Milyar yıllardır sürüklenen Güneş'in bir mevsimcik daha hareketi neden hüzün? İçimizde bir yerlerde bulamadıysak ışığı, her güzün soluklaşır göğümüz elbet. Her yaprakla kalabalıktan biri daha eksilir.

Serin akşamlar.
Şimâl rüzgarı usulca körfeze taşır, hareketsiz sis içinde tekneyi. Sahile doğru ilerler, zihin ve yüreği yararak gövdesi, geceden koyu gölge zehrini bırakır kıyıya.

Sesler.
Tanış, araç, kapı, telefon, müzik, çocuk... Koroya nefes olur bu rüzgâr, yelkenler şişer. Kadın ve erkekler orkestrada anıları özgür bırakır. Baton tempoyu korur, bordada şaklayan halatlarla.

Görüntüler.
Müziğin titreşimi anafor yaratır suda. Dibe ilerledikçe unutkanlık, dönüşün verdiği bulantıyla peş peşe sayıklamalar.
Mavide yıldız korları ve köpükler: Kızgın boğaların geçit töreni, hatırlanan her bakış bir boynuz darbesi.

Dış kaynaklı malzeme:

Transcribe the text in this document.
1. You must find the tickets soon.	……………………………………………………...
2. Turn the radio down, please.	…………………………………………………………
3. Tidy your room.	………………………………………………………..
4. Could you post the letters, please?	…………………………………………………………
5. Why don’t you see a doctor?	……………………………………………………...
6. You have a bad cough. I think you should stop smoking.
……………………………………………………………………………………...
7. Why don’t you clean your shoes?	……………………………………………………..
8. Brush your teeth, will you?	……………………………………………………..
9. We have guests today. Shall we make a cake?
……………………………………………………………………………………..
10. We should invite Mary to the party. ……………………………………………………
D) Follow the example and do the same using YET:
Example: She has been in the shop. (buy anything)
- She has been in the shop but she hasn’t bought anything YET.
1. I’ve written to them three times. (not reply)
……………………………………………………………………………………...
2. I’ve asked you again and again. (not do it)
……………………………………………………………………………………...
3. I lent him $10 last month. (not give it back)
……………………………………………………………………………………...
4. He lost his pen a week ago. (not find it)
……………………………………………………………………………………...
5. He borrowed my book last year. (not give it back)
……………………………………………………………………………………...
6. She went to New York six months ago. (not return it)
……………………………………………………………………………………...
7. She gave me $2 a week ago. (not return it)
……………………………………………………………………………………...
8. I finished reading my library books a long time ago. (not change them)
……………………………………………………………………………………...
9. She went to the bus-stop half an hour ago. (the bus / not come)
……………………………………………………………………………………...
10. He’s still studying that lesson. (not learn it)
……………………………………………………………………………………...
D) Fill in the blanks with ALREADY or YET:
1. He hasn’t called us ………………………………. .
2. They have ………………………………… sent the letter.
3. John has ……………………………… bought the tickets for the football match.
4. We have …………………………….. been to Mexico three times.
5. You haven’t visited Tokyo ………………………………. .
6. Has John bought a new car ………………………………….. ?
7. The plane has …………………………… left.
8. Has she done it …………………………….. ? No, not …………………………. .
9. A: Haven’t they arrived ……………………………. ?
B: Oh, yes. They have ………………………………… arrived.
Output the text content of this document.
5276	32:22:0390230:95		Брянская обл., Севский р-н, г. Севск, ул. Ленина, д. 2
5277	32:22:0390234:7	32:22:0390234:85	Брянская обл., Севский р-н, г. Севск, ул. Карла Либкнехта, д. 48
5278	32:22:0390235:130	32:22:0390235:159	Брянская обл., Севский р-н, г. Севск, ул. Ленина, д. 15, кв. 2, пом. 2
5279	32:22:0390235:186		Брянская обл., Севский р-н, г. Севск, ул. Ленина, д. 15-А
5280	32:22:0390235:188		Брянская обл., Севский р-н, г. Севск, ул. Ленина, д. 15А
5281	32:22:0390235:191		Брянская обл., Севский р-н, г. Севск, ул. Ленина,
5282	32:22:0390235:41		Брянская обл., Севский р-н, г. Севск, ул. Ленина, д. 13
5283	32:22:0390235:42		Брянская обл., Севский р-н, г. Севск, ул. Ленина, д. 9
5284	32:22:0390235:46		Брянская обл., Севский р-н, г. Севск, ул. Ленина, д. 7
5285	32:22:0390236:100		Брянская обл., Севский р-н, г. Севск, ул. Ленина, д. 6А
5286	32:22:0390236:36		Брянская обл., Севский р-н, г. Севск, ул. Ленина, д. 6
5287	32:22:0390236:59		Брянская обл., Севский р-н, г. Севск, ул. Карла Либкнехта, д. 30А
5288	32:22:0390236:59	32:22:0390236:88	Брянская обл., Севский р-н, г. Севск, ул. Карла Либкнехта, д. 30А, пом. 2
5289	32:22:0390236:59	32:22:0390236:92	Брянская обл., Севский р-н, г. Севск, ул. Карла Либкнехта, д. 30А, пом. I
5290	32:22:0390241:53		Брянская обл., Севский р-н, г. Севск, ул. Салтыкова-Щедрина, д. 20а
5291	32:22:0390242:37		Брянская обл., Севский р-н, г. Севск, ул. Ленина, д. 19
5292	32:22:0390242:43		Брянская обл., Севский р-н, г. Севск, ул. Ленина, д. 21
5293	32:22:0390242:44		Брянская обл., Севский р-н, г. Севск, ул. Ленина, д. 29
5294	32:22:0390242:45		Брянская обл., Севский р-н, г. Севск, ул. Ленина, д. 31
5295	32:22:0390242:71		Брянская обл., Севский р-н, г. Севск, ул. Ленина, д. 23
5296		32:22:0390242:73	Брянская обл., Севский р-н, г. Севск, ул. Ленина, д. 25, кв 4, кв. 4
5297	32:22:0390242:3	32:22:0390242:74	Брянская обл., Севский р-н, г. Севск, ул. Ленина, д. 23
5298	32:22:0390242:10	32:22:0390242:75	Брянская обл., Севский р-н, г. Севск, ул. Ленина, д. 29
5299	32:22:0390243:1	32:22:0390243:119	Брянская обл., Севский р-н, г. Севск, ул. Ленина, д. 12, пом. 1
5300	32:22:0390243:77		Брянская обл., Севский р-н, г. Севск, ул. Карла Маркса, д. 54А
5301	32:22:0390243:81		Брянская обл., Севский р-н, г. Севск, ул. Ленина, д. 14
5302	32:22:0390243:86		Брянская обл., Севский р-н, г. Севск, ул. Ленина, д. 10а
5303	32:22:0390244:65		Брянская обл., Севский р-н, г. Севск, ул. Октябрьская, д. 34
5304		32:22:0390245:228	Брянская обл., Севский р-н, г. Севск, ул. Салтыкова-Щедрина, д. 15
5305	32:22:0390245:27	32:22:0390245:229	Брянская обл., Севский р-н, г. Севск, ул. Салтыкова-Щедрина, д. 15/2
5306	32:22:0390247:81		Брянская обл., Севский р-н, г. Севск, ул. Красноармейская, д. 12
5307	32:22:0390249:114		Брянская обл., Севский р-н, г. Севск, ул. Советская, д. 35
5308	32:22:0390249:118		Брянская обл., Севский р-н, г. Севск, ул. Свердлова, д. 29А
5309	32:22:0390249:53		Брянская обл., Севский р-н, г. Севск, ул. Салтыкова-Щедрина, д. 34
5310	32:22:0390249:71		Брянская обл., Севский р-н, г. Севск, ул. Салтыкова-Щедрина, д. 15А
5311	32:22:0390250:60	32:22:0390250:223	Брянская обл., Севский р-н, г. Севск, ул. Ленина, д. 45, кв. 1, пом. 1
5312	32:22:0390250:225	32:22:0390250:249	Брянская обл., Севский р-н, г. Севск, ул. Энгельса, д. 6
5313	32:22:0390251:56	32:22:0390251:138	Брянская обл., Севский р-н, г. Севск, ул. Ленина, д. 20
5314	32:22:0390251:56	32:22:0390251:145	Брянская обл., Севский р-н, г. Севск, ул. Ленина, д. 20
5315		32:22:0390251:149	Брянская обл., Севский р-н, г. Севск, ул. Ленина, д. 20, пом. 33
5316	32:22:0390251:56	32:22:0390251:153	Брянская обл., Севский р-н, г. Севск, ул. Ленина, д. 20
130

Arenada matador nidası, hatırlanan her hata sırta saplanan bir banderillo.

Kokular.
...

Keskin Sabahlar.
Nihayetinde kusmuk ve çamura bulanmış vücut, kan ve sidik içinde uzanır. Doğduğu gibi. Mağaranın dibinde al yılanlar kıvrılır koynunda, kendi kuyruklarını yutan. Ürperen şekiller, ten, tüy ve gözler.

Kabul etmeme ve unutmama arzusunu temsilen ismi geri alınır. Sonsuzluğun tadına bakılmıştır. Dilsiz ve çıplak kalınmıştır. Artık hiçbir duygu kafa karıştırmaz ve hayaletler kovulmuştur.

Zihnin sancağı açılır. Ahenge doğru.